Tired of hearing neuroscience, and brain imaging in particular, dismissed as trendy and overblown?
In this Sunday’s review section of the New York Times, Nobel Prize winner Eric Kandel cited research by Emory psychiatrist Helen Mayberg and colleagues (published in JAMA Psychiatry) as a good example of research with potential for substantive impact for the treatment of mental illness:
In a recent study of people with depression, Professor Mayberg gave each person one of two types of treatment: cognitive behavioral therapy, a form of psychotherapy that trains people to view their feelings in more positive terms, or an antidepressant medication. She found that people who started with below-average baseline activity in the right anterior insula responded well to cognitive behavioral therapy, but not to the antidepressant. People with above-average activity responded to the antidepressant, but not to cognitive behavioral therapy. Thus, Professor Mayberg found that she could predict a depressed person’s response to specific treatments from the baseline activity in the right anterior insula.

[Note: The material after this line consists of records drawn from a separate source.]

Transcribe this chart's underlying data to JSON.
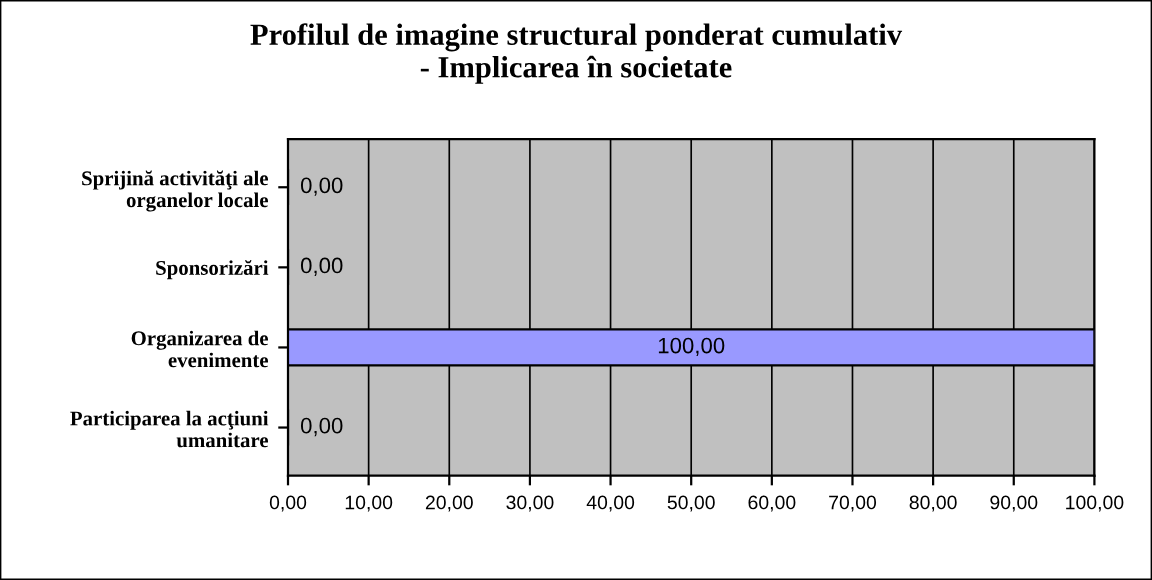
{
  "chart_data": {
    "type": "bar",
    "orientation": "horizontal",
    "title": "Profilul de imagine structural ponderat cumulativ\n- Implicarea în societate",
    "categories": [
      "Sprijină activităţi ale\norganelor locale",
      "Sponsorizări",
      "Organizarea de\nevenimente",
      "Participarea la acţiuni\numanitare"
    ],
    "values": [
      0,
      0,
      100,
      0
    ],
    "value_labels": [
      "0,00",
      "0,00",
      "100,00",
      "0,00"
    ],
    "color": "#9999ff",
    "xlim": [
      0,
      100
    ],
    "xticks": [
      {
        "value": 0,
        "label": "0,00"
      },
      {
        "value": 10,
        "label": "10,00"
      },
      {
        "value": 20,
        "label": "20,00"
      },
      {
        "value": 30,
        "label": "30,00"
      },
      {
        "value": 40,
        "label": "40,00"
      },
      {
        "value": 50,
        "label": "50,00"
      },
      {
        "value": 60,
        "label": "60,00"
      },
      {
        "value": 70,
        "label": "70,00"
      },
      {
        "value": 80,
        "label": "80,00"
      },
      {
        "value": 90,
        "label": "90,00"
      },
      {
        "value": 100,
        "label": "100,00"
      }
    ],
    "grid": "x"
  }
}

These results show us four very important things about the biology of mental disorders. First, the neural circuits disturbed by psychiatric disorders are likely to be very complex. Second, we can identify specific, measurable markers of a mental disorder, and those biomarkers can predict the outcome of two different treatments: psychotherapy and medication. Third, psychotherapy is a biological treatment, a brain therapy. It produces lasting, detectable physical changes in our brain, much as learning does. And fourth, the effects of psychotherapy can be studied empirically…

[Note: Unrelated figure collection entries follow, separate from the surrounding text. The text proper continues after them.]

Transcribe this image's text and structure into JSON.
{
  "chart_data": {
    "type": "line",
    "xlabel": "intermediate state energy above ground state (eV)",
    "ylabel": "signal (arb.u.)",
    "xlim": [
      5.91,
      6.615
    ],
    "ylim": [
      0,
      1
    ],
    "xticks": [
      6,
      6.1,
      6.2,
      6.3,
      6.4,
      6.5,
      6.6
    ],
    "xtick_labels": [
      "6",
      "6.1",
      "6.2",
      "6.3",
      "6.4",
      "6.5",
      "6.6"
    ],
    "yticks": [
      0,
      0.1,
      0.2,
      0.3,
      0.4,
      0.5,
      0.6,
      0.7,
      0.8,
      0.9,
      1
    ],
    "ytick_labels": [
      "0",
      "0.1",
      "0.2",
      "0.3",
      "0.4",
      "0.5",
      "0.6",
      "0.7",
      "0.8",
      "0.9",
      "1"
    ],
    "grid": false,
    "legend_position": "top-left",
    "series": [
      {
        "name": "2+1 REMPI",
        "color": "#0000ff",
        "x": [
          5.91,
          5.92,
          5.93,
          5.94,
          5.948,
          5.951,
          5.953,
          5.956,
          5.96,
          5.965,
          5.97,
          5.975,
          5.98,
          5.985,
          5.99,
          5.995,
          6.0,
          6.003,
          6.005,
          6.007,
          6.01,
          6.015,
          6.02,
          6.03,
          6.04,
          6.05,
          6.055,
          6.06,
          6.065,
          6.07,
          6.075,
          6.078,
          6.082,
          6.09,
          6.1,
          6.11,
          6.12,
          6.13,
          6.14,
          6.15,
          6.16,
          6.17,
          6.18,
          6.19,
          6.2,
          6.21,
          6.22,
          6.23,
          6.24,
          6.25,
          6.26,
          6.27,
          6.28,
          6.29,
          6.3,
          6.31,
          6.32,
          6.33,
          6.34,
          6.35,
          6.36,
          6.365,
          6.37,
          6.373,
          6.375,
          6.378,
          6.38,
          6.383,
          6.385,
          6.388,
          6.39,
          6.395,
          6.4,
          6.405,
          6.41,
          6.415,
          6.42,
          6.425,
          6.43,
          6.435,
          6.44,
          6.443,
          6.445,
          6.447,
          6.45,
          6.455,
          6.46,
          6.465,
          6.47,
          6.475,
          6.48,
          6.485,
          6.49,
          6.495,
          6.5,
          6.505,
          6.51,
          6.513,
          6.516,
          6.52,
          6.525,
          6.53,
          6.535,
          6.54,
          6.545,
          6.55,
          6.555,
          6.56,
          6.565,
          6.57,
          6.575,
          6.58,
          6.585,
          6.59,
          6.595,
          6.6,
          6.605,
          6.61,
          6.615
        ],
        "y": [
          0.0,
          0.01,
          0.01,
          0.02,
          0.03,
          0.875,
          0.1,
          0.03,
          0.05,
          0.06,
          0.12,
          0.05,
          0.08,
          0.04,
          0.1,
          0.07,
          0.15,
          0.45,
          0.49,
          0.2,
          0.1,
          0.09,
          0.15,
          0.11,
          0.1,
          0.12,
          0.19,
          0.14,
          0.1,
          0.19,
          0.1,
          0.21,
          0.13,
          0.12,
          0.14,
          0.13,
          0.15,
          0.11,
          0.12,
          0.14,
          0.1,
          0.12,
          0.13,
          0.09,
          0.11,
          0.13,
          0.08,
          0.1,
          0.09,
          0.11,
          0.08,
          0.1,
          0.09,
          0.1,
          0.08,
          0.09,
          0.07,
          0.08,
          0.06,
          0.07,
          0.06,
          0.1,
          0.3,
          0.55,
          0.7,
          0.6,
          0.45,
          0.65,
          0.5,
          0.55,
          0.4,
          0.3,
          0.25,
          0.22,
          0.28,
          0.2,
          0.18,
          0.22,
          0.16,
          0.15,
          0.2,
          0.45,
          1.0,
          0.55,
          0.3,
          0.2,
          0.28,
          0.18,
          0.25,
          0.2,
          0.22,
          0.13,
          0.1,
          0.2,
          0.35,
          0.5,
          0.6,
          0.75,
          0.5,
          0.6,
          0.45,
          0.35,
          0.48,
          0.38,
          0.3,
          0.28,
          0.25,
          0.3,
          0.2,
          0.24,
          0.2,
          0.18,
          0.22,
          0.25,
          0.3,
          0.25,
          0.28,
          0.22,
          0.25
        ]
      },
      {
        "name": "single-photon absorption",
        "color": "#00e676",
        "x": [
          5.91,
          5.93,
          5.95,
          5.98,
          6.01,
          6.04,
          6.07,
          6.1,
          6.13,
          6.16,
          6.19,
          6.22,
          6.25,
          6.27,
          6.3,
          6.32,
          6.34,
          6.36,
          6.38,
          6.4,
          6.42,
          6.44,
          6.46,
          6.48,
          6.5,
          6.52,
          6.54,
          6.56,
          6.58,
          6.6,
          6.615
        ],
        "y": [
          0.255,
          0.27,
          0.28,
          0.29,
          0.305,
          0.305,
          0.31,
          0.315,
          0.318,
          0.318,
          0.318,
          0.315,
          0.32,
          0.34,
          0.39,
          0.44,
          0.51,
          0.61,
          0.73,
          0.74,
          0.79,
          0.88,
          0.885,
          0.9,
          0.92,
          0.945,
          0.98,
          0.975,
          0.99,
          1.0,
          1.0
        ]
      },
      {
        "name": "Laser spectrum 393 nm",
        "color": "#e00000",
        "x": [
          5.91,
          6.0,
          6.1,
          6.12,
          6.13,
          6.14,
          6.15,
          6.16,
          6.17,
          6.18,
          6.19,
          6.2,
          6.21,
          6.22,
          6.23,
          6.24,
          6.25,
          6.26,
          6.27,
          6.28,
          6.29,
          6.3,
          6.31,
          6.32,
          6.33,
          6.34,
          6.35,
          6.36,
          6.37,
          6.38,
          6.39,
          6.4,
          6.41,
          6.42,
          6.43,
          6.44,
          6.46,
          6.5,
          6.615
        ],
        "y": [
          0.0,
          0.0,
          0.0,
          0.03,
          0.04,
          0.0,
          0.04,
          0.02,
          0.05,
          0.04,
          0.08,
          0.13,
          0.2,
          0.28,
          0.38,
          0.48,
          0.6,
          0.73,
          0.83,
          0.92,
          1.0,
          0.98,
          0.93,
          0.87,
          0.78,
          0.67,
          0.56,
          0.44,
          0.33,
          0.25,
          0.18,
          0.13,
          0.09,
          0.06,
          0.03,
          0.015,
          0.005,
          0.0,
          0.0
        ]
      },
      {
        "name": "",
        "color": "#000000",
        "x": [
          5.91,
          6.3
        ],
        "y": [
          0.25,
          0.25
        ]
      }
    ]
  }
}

National Institutes of Mental Health director Thomas Insel also has commented on the technique’s clinical potential.
“For the treatment of mental disorders, brain imaging remains primarily a research tool, yet these results demonstrate how it may be on the cusp of aiding in clinical decision-making,” Insel said in a NIMH press release earlier this summer.
In addition, author David Dobbs and blogger Neurocritic both delve into the details of Mayberg’s work.